Ken Mehlman has been giving a lot of advice when it comes to marriage equality. In this video, he talks about religious conservatives and marriage equality. Look below for the entire transcript.

Transcript:

Question: What sort of messaging to you think will be most effective in promoting marriage equality among social and religious conservatives?

Ken Mehlman: I think among social religious conservatives, it’s important to think about a couple of things. First, I think it’s really important to be clear we’re talking about civil marriage. We’re talking about whether the government allows people to have access to a marriage license. The same people that pay taxes and serve in the same military, ought to be treated the same under the law. We’re not talking about the sacrament of marriage, which is up to each religious denomination to determine it’s own definition of. But secondly, what’s interesting to me is if you stopped and you said, “What’s the biggest indicator of where someone stands on this issue?” It actually wouldn’t be if they are religious or not, or if they are conservative or liberal, or republican or democrat; it’s their age. There was a recent ABC News Washington Post poll: 64 percent of millennial evangelicals, which is to say people born between 1980 and 2000, supported marriage equality. That’s a pretty interesting statistic to me.

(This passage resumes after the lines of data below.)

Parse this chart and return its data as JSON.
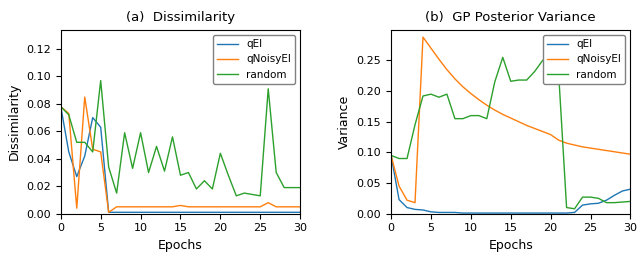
{
  "title_left": "(a)  Dissimilarity",
  "title_right": "(b)  GP Posterior Variance",
  "xlabel": "Epochs",
  "ylabel_left": "Dissimilarity",
  "ylabel_right": "Variance",
  "epochs": [
    0,
    1,
    2,
    3,
    4,
    5,
    6,
    7,
    8,
    9,
    10,
    11,
    12,
    13,
    14,
    15,
    16,
    17,
    18,
    19,
    20,
    21,
    22,
    23,
    24,
    25,
    26,
    27,
    28,
    29,
    30
  ],
  "dissim_qEI": [
    0.078,
    0.045,
    0.027,
    0.042,
    0.07,
    0.063,
    0.001,
    0.001,
    0.001,
    0.001,
    0.001,
    0.001,
    0.001,
    0.001,
    0.001,
    0.001,
    0.001,
    0.001,
    0.001,
    0.001,
    0.001,
    0.001,
    0.001,
    0.001,
    0.001,
    0.001,
    0.001,
    0.001,
    0.001,
    0.001,
    0.001
  ],
  "dissim_qNoisyEI": [
    0.078,
    0.073,
    0.004,
    0.085,
    0.047,
    0.045,
    0.001,
    0.005,
    0.005,
    0.005,
    0.005,
    0.005,
    0.005,
    0.005,
    0.005,
    0.006,
    0.005,
    0.005,
    0.005,
    0.005,
    0.005,
    0.005,
    0.005,
    0.005,
    0.005,
    0.005,
    0.008,
    0.005,
    0.005,
    0.005,
    0.005
  ],
  "dissim_random": [
    0.078,
    0.072,
    0.052,
    0.052,
    0.045,
    0.097,
    0.034,
    0.015,
    0.059,
    0.033,
    0.059,
    0.03,
    0.049,
    0.031,
    0.056,
    0.028,
    0.03,
    0.018,
    0.024,
    0.018,
    0.044,
    0.028,
    0.013,
    0.015,
    0.014,
    0.013,
    0.091,
    0.03,
    0.019,
    0.019,
    0.019
  ],
  "var_qEI": [
    0.095,
    0.023,
    0.01,
    0.007,
    0.006,
    0.003,
    0.002,
    0.002,
    0.002,
    0.001,
    0.001,
    0.001,
    0.001,
    0.001,
    0.001,
    0.001,
    0.001,
    0.001,
    0.001,
    0.001,
    0.001,
    0.001,
    0.001,
    0.002,
    0.014,
    0.016,
    0.017,
    0.022,
    0.03,
    0.037,
    0.04
  ],
  "var_qNoisyEI": [
    0.095,
    0.045,
    0.022,
    0.018,
    0.288,
    0.27,
    0.252,
    0.235,
    0.22,
    0.207,
    0.196,
    0.186,
    0.177,
    0.169,
    0.162,
    0.156,
    0.15,
    0.144,
    0.139,
    0.134,
    0.129,
    0.12,
    0.115,
    0.112,
    0.109,
    0.107,
    0.105,
    0.103,
    0.101,
    0.099,
    0.097
  ],
  "var_random": [
    0.095,
    0.09,
    0.09,
    0.145,
    0.192,
    0.195,
    0.19,
    0.195,
    0.155,
    0.155,
    0.16,
    0.16,
    0.155,
    0.215,
    0.255,
    0.216,
    0.218,
    0.218,
    0.232,
    0.25,
    0.26,
    0.23,
    0.01,
    0.008,
    0.027,
    0.027,
    0.025,
    0.018,
    0.018,
    0.019,
    0.02
  ],
  "color_qEI": "#1f77b4",
  "color_qNoisyEI": "#ff7f0e",
  "color_random": "#2ca02c",
  "dissim_ylim": [
    0,
    0.134
  ],
  "var_ylim": [
    0,
    0.3
  ],
  "dissim_yticks": [
    0.0,
    0.02,
    0.04,
    0.06,
    0.08,
    0.1,
    0.12
  ],
  "var_yticks": [
    0.0,
    0.05,
    0.1,
    0.15,
    0.2,
    0.25
  ],
  "xlim": [
    0,
    30
  ],
  "xticks": [
    0,
    5,
    10,
    15,
    20,
    25,
    30
  ]
}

Ken Mehlman: I think that the biggest argument to make to folks is one: we’re talking about, in fact, civil marriage. This is not a threat to anybody’s sacrament or anybody’s religious freedom, and we’re going to stand up for that. Two, equally importantly, if you think about the golden rule, if you think about what many religious conservatives have correctly argued for years, which is that our society would be better off if more people cared for one another. That there is more stability, and we want to promote more families to form, and it’s important to have two parents taking care of children. If you believe in all of those things, that’s actually promoted and encouraged by allowing more people to get married. So that there are more people who are caring for children, so there are more children raised in households with two loving parents. So that there are more people that have someone to take care of them when they get sick or old. All of those goals, which religious conservatives have argued for over the years can be achieved by allowing more people to get married, and doing so in a way that also protects religious freedom, which is what civil marriage does.